All of these evil forces, these “isms,” are made and perpetuated by human frailty and imperfection.  These are the created things that the writer of the letter to the Hebrews tells us will fall away, when God removes what can be shaken and leaves behind only that which can never be shaken, the kingdom.

This, I believe is what Jesus was constantly pointing to in his ministry.  The way things are, isn’t they way things always have to be.  These temple laws about working and not working on the sabbath aren’t what matters when all that’s left is the kingdom.  What matters are the beloved children of God who were known and loved by God while they were yet in the womb.  Jesus calls for the woman in the temple to be set free from that which binds her, and to be restored to the person God created her to be before the evil spirit crippled her body and dampened her soul.  Jesus was able to do that work for her, so she could finally have her own sabbath, and she was set free to rejoice in the Lord.

I would stake my life that is Jesus were here, right now, today, that he would be in our churches pointing us away from these “isms,” these unspoken rules of our society, that seem to have existed before time, and pointing us toward the things of God’s kingdom that cannot be shaken; justice, mercy, generosity, equality, radical welcome and inclusion of the stranger.

The thing is, Jesus is here, right now, today.  Jesus promises us that when two or three are gathered together in his name, he will be in the midst of us.  Paul tells us that Christ has no hands and feet in this world but ours hands and feet.  We are the ones who are called to take up Christ’s message that the “way it is” now, isn’t the way it always has to be.  We are called to act on our belief that we are receiving a kingdom that cannot be shaken.  When these human structures of racism, poverty, sexism, heterosexism are called out and acted against, they cannot stand.  God, working through us, is able to shake them and make them fall away, but we have to take an active role in that, and that, for some of us, that will mean letting go of the power that those structures give us.
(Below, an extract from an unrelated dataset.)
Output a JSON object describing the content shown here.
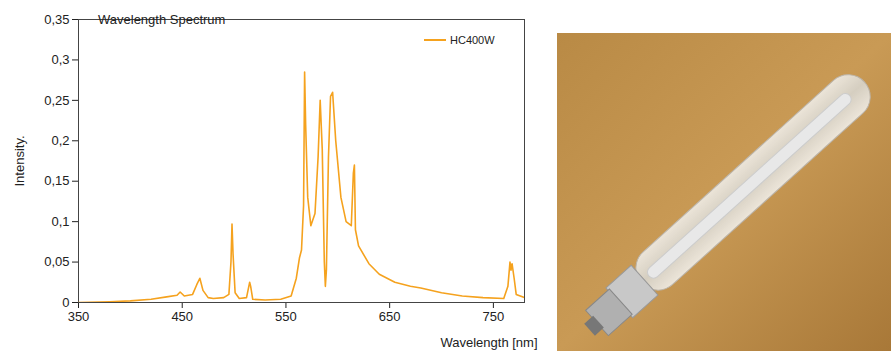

For me, the first steps of this long process look like educating myself on the ways that I, personally, have benefitted from white privilege, having a lot of awkward conversations with friends and relatives when I hear racist or hurtful language coming from them or from me.  I have to stop using my privilege as a blindfold that keeps me from seeing the injustices perpetrated against people of color all around me, and bear witness against them the way Jesus shows me how to do time and time again in the gospels.

These are just the first steps in a journey toward justice that will never be fully realized until all of these human structures have fallen away and only God’s kingdom remains, but as believers in God’s kingdom, we are called to start taking these first small steps in the hope and faith that the kingdom of God is at hand.